I don't think you understand the scale of "running Wikipedia". I do. I worked there for years when there were 100 engineers and they were severely understaffed.

Wikipedia is: mediawiki (and its development), wikimedia cloud services (which I built) that runs tools and provides services for developers (including volunteers and tool authors), server/network infrastructure, wikidata, search, etc.

Mediawiki itself is extremely complicated to build and run, and it's running for numerous languages across multiple projects (wikipedia, commons, wikidata, wiktionary, etc etc).
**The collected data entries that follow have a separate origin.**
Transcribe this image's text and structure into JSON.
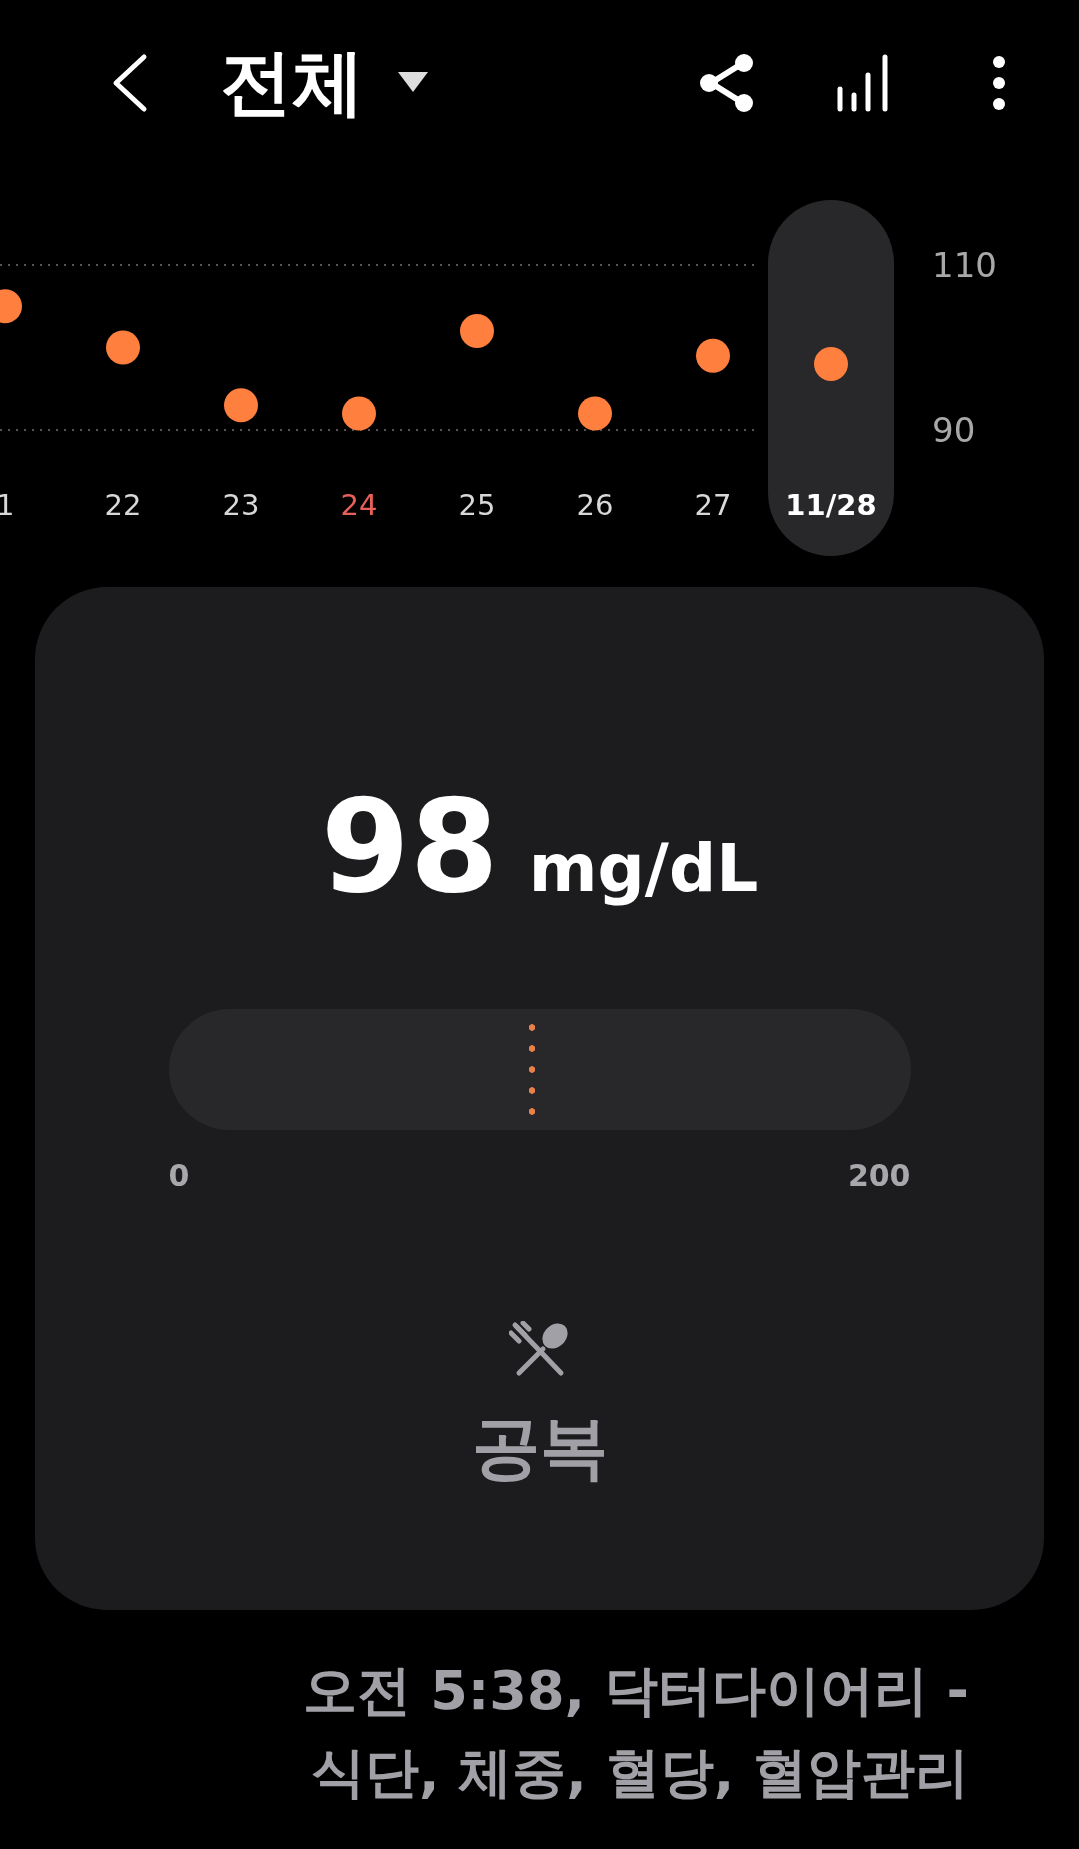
{
  "header": {
    "title": "전체"
  },
  "chart": {
    "chart_data": {
      "type": "scatter",
      "categories": [
        "1",
        "22",
        "23",
        "24",
        "25",
        "26",
        "27",
        "11/28"
      ],
      "series": [
        {
          "color": "#ff7f3f",
          "values": [
            105,
            100,
            93,
            92,
            102,
            92,
            99,
            98
          ]
        }
      ],
      "ylim": [
        90,
        110
      ],
      "yticks": [
        90,
        110
      ]
    },
    "columns": [
      {
        "selected": false,
        "color": "#d8d8d8"
      },
      {
        "selected": false,
        "color": "#d8d8d8"
      },
      {
        "selected": false,
        "color": "#d8d8d8"
      },
      {
        "selected": false,
        "color": "#e8605a"
      },
      {
        "selected": false,
        "color": "#d8d8d8"
      },
      {
        "selected": false,
        "color": "#d8d8d8"
      },
      {
        "selected": false,
        "color": "#d8d8d8"
      },
      {
        "selected": true,
        "color": "#ffffff"
      }
    ]
  },
  "reading": {
    "value": "98",
    "unit": "mg/dL",
    "level": 0.49,
    "scale_min": "0",
    "scale_max": "200",
    "meal_tag": "공복"
  },
  "caption": "오전 5:38, 닥터다이어리 - 식단, 체중, 혈당, 혈압관리"
}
I'm leaving out a lot of the other things handled by the engineering teams, but it's considerably more complex than you think it is.

> and that encompasses functionality easily broader than "running Wikipedia" in scope and scale.

I highly doubt that the totality of your corporate employers output is even close to the scope and scale of wikipedia. I’m pretty sure you and I both know that if your employer was gone tomorrow, most would not notice, and only the most severely bookish scholasts (they are likely to be wikipedia editors) will be able to recall what exactly was done there 5 years after the books are closed.

Wikipedia gets far more traffic, use, and dependence than any of the multiple 3000 person companies I've worked for.

Like orders of magnitude. Wikipedia gets more traffic than Amazon.

Your regular reminder that OpenStreetMap has something like two or three FTEs and anchors $1bn of value.
Ah yes, I too am something of an armchair engineer and I can speak confidently on topics I have no insight into.
17 months of runway for the something with the scale and ambition of Wikipedia is living hand-to-mouth.
18-24 months is a typical runway for a healthy American startup. As a mature nonprofit with a very predictable revenue source, 17 months is well within reason. Runways get shorter as you scale and stabilize, not longer.